I racconti di questa discesa nell’indigenza sono una tragedia americana senza fine: l’automobile non venduta “chi mai mi darebbe un lavoro in California senza un’auto per spostarmi?”, solo al prezzo di tagliare il gas e vivere di cibi freddi, cereali in scatola, o scaldati al forno a microonde; la moglie che va nelle cliniche della fertilità per vendere gli ovuli a donne abbienti in cerca di maternità, centri come Bright Expectations pagano fino a 8000 dollari; gli hobby che svaniscono, i ferri del garage venduti su eBay, con i libri e le foto dei bisnonni, un orologio cipollone da tasca dell’Ottocento.

I conservatori, eredi di Reagan che temeva le Regine del Welfare spendessero i food stamp in vodka,obiettano che la povertà è una convenzione e, spesso, i sussidi sono più cospicui di quanto le ricerche non colgano. Ma oggi la povertà è assai più che un pasto, non avere accesso a telefono o wifi taglia fuori dal mercato del lavoro, dalla scuola, dalle relazioni affettive e familiari e, intanto, la caduta del mercato e i licenziamenti hanno riportato la fame, la fame nera dei romanzi di Dickens, in tante case. Un’inchiesta del quotidiano Washington Post rivela che un numero record di cittadini salta almeno un pasto la settimana, non per diete eccentriche, ma perché non ha abbastanza soldi per fare la spesa: non era più accaduto dal 1998, quando i benefici della globalizzazione e del commercio con l’estero avevano aperto due decenni di prosperità.

Il Census Bureau, che raccoglie censimenti e stime sul paese, documenta in un suo rapporto che un americano su otto salta i pasti per miseria, 26 milioni ogni giorno.

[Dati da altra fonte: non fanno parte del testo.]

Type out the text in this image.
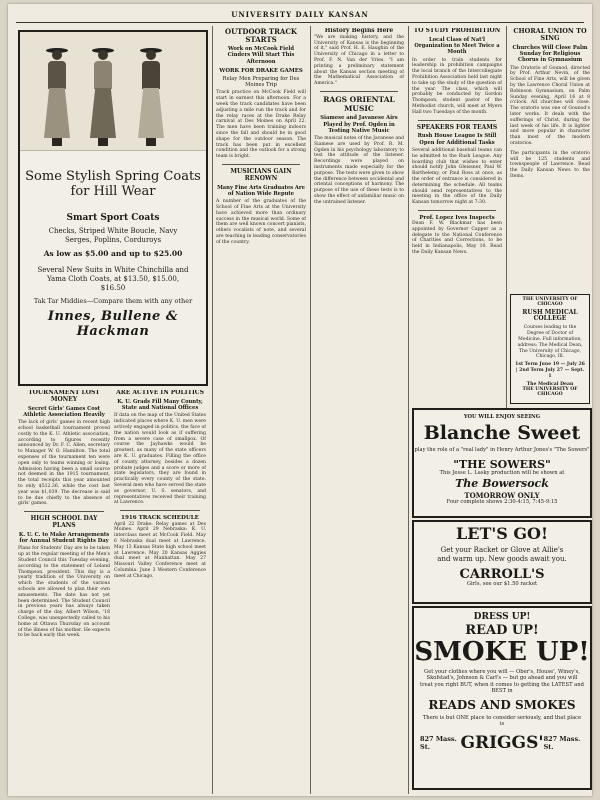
UNIVERSITY DAILY KANSAN
Some Stylish Spring Coats for Hill Wear
Smart Sport Coats
Checks, Striped White Boucle, Navy Serges, Poplins, Corduroys
As low as $5.00 and up to $25.00
Several New Suits in White Chinchilla and Yama Cloth Coats, at $13.50, $15.00, $16.50
Tak Tar Middies—Compare them with any other
Innes, Bullene & Hackman
TOURNAMENT LOST MONEY
Secret Girls' Games Cost Athletic Association Heavily
The lack of girls' games in recent high school basketball tournament proved costly to the K. U. Athletic association, according to figures recently announced by Dr. F. C. Allen, secretary to Manager W. O. Hamilton. The total expenses of the tournament ten were open only to teams winning or losing. Admission having been a small source not deemed in the 1915 tournament, the total receipts this year amounted to only $512.36, while the cost last year was $1,039. The decrease is said to be due chiefly to the absence of girls' games.
HIGH SCHOOL DAY PLANS
K. U. C. to Make Arrangements for Annual Student Rights Day
Plans for Students' Day are to be taken up at the regular meeting of the Men's Student Council this Tuesday evening, according to the statement of Leland Thompson, president. This day is a yearly tradition of the University on which the students of the various schools are allowed to plan their own amusements. The date has not yet been determined. The Student Council in previous years has always taken charge of the day. Albert Wilson, '18 College, was unexpectedly called to his home at Ottawa Thursday on account of the illness of his mother. He expects to be back early this week.
ARE ACTIVE IN POLITICS
K. U. Grads Fill Many County, State and National Offices
If data on the map of the United States indicated places where K. U. men were actively engaged in politics, the face of the nation would look as if suffering from a severe case of smallpox. Of course the Jayhawks would be greatest, as many of the state officers are K. U. graduates. Filling the office of county attorney, besides a dozen probate judges and a score or more of state legislators, they are found in practically every county of the state. Several men who have served the state as governor, U. S. senators, and representatives received their training at Lawrence.
1916 TRACK SCHEDULE
April 22 Drake: Relay games at Des Moines. April 29 Nebraska: K. U. interclass meet at McCook Field. May 6 Nebraska dual meet at Lawrence. May 13 Kansas State high school meet at Lawrence. May 20 Kansas Aggies dual meet at Manhattan. May 27 Missouri Valley Conference meet at Columbia. June 3 Western Conference meet at Chicago.
OUTDOOR TRACK STARTS
Work on McCook Field Cinders Will Start This Afternoon
WORK FOR DRAKE GAMES
Relay Men Preparing for Des Moines Trip
Track practice on McCook Field will start in earnest this afternoon. For a week the track candidates have been adjusting a mile run the track and for the relay races at the Drake Relay carnival at Des Moines on April 22. The men have been training indoors since the fall and should be in good shape for the outdoor season. The track has been put in excellent condition and the outlook for a strong team is bright.
MUSICIANS GAIN RENOWN
Many Fine Arts Graduates Are of Nation Wide Repute
A number of the graduates of the School of Fine Arts at the University have achieved more than ordinary success in the musical world. Some of them are well known concert pianists, others vocalists of note, and several are teaching in leading conservatories of the country.
History Begins Here
"We are making history, and the University of Kansas is the beginning of it," said Prof. H. E. Haughin of the University of Chicago in a letter to Prof. F. N. Van der Vries. "I am printing a preliminary statement about the Kansas section meeting of the Mathematical Association of America."
RAGS ORIENTAL MUSIC
Siamese and Javanese Airs Played by Prof. Ogden in Testing Native Music
The musical notes of the Javanese and Siamese are used by Prof. R. M. Ogden in his psychology laboratory to test the attitude of the listener. Recordings were played on instruments made especially for the purpose. The tests were given to show the difference between occidental and oriental conceptions of harmony. The purpose of the use of these tests is to show the effect of unfamiliar music on the untrained listener.
TO STUDY PROHIBITION
Local Class of Nat'l Organization to Meet Twice a Month
In order to train students for leadership in prohibition campaigns the local branch of the Intercollegiate Prohibition Association held last night to take up the study of the question of the year. The class, which will probably be conducted by Gordon Thompson, student pastor of the Methodist church, will meet at Myers Hall two Tuesdays of the month.
SPEAKERS FOR TEAMS
Rush House League Is Still Open for Additional Tasks
Several additional baseball teams can be admitted to the Rush League. Any boarding club that wishes to enter should notify John Gleissner, Paul W. Barthelemy, or Paul Ross at once, as the order of entrance is considered in determining the schedule. All teams should send representatives to the meeting in the office of the Daily Kansan tomorrow night at 7:30.
Prof. Lopez Ives Inspects
Dean F. W. Blackmar has been appointed by Governor Capper as a delegate to the National Conference of Charities and Corrections, to be held in Indianapolis, May 10. Read the Daily Kansan News.
CHORAL UNION TO SING
Churches Will Close Palm Sunday for Religious Chorus in Gymnasium
The Oratorio of Gounod, directed by Prof. Arthur Nevin, of the School of Fine Arts, will be given by the Lawrence Choral Union at Robinson Gymnasium, on Palm Sunday evening, April 16 at 8 o'clock. All churches will close. The oratorio was one of Gounod's later works. It deals with the sufferings of Christ, during the last week of his life. It is lighter and more popular in character than most of the modern oratorios.
The participants in the oratorio will be 125 students and townspeople of Lawrence. Read the Daily Kansan News to the Items.
THE UNIVERSITY OF CHICAGO
RUSH MEDICAL COLLEGE
Courses leading to the Degree of Doctor of Medicine. Full information, address: The Medical Dean, The University of Chicago, Chicago, Ill.
1st Term June 19 — July 26 | 2nd Term July 27 — Sept. 1
The Medical Dean
THE UNIVERSITY OF CHICAGO
YOU WILL ENJOY SEEING
Blanche Sweet
play the role of a "real lady" in Henry Arthur Jones's "The Sowers"
"THE SOWERS"
This Jesse L. Lasky production will be shown at
The Bowersock
TOMORROW ONLY
Four complete shows 2:30-4:15, 7:45-9:15
LET'S GO!
Get your Racket or Glove at Allie's
and warm up. New goods await you.
CARROLL'S
Girls, see our $1.50 racket
DRESS UP!
READ UP!
SMOKE UP!
Get your clothes where you will — Ober's, House', Winey's, Skofstad's, Johnson & Carl's — but go ahead and you will treat you right BUT, when it comes to getting the LATEST and BEST in
READS AND SMOKES
There is but ONE place to consider seriously, and that place is
827 Mass. St.	GRIGGS' 827 Mass. St.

Le case dove vivono bambini hanno numeri peggiori, una su sei non ha abbastanza soldi per breakfast, pranzo e cena. Tra gli afroamericani la pandemia semina ancor più pena: 22% delle famiglie denuncia di aver sofferto la fame nella settimana del Ringraziamento, poco meno di una su quattro, due volte peggio della media del paese e due volte e mezzo la media dei bianchi.

Le testimonianze, a pochi giorni da Natale, son struggenti, i fratelli che hanno ancora un lavoro a mandare scatolette e surgelati ai fratelli disoccupati, le mamme che allungano il latte con l’acqua senza che i figli le vedano, gli anziani che, seduti come per caso a un caffè, aspettano qualcuno che intuisca il loro disagio e offra un caffellatte, la maestra che distribuendo i pasti per gli scolari vede gli occhi lucidi della mamma con il bambino in età non scolare e, rischiando rimproveri, le consegna tre sacchetti di cartoncino marrone colmi di cibo.

Il presidente Biden si insedierà alla Casa Bianca il 20 gennaio e la sua agenda sarà brutale, Covid, Iran, Cina, economia, Europa, Putin: spero che qualcuno dei suoi ministri, a partire dalla segretaria al Tesoro Yellen, gli ricordi gli affamati, che penano nella grande potenza Usa, per un piatto di polpettone di carne tritato dagli avanzi, una scodella di latte, due pezzetti di pollo fritto e grits, la polenta del Sud americano, con il gravy, l’antico sughetto dei quartieri poveri e dei campi sperduti.